Just like most programming languages, Java can do `if-else` statements. Additionally, Java can also do `switch-case` statements.

``````int value = 5;
if(value == 5){
System.out.println("Value is 5");
} else if(value < 5){
System.out.println("Value is less than 5");
} else {
System.out.println("Value is something else");
}

switch (value){
case 1:
System.out.println("Value is 1");
break; // Don't go further down the cases
case 2:
System.out.println("Value is 2");
break; // Don't go further down the cases
case 3:
System.out.println("Value is 3");
break; // Don't go further down the cases
case 4:
System.out.println("Value is 4");
break; // Don't go further down the cases
case 5:
System.out.println("Value is 5");
break; // Don't go further down the cases
default:
System.out.println("Value is something else");
}``````

The above Java code will print “Value is 5” twice.

### Loops

Java supports `for`, `while` as well as `do while` loops. `break` and `continue` statements are also supported.
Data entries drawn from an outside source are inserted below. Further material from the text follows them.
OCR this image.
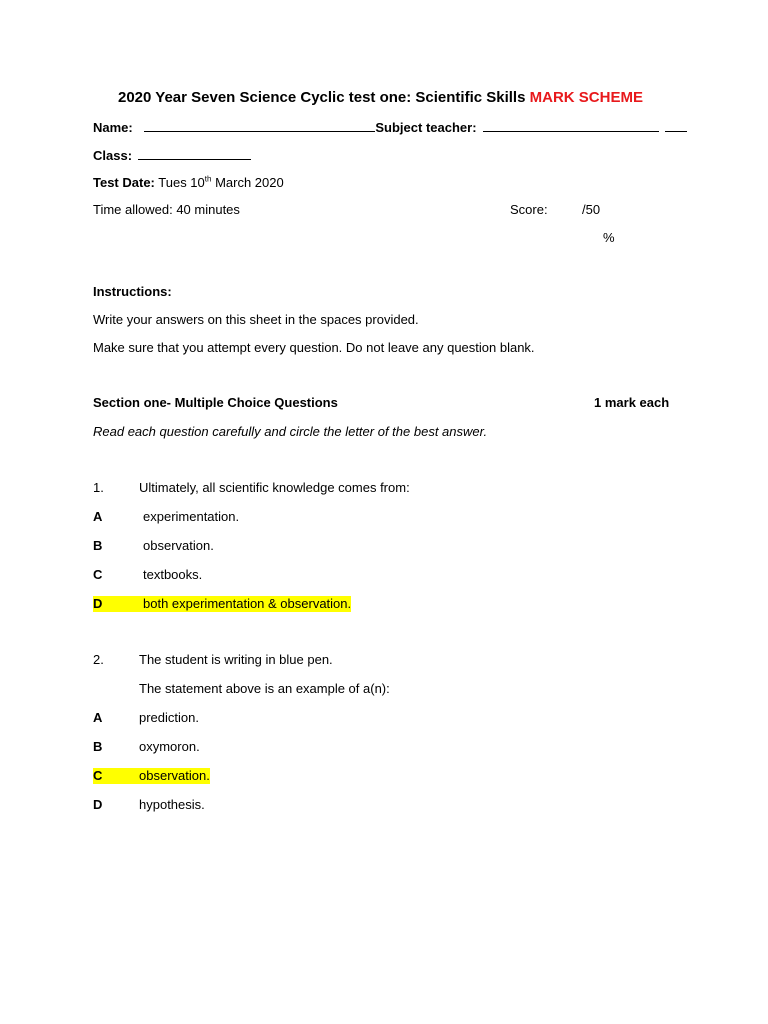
2020 Year Seven Science Cyclic test one: Scientific Skills MARK SCHEME
Name:	Subject teacher:
Class:
Test Date: Tues 10th March 2020
Time allowed: 40 minutes	Score:	/50
%
Instructions:
Write your answers on this sheet in the spaces provided.
Make sure that you attempt every question. Do not leave any question blank.
Section one- Multiple Choice Questions	1 mark each
Read each question carefully and circle the letter of the best answer.
1.	Ultimately, all scientific knowledge comes from:
A	experimentation.
B	observation.
C	textbooks.
D	both experimentation & observation.
2.	The student is writing in blue pen.
The statement above is an example of a(n):
A	prediction.
B	oxymoron.
C	observation.
D	hypothesis.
The below example illustrates the differences:

``````int value = 2;
for (int i = 0; i < value; i++) {
System.out.println(i);
}
while (value > 0) {
System.out.println(value);
value--;
}
do {
System.out.println(value);
value--;
} while (value > 0);``````

This will print the following to the terminal:

``````0
1
2
1
0``````

Note the last `0`: it is printed because in the `do-while`-loop, compared to the `while`-loop. the code block is executed at least once before the condition is checked.

### Functions

Functions in Java can be part of a class, or of an object of a class. For more information on object oriented programming I recommend the w3schools course. Here is a minimal example of a function as part of a class (also called a static function):

``````class HelloWorld {
public static void main(String[] args) {
}

public static int addNumbers(int numberOne, int numberTwo) {
return numberOne + numberTwo;
}
}``````

And here’s an example of calling a function of an object of a class:

``````class HelloWorld {
public static void main(String[] args) {
}

public int addNumbers(int numberOne, int numberTwo) {
return numberOne + numberTwo;
}
}``````

Note how the first example uses the `static` keyword, and the second example needs to instantiate on object of the class before in can call the function of that object. These are some of the differences in class methods and object functions.

### Syntax

Java requires the use of curly brackets (`{}`) to surround code blocks in conditions, loops, functions etc.; It also requires semicolons at then end of statements. While this can lead to some annoying syntax errors, it also means the use of whitespace for preferred formatting (e.g. indentation of code pieces) does not affect the code.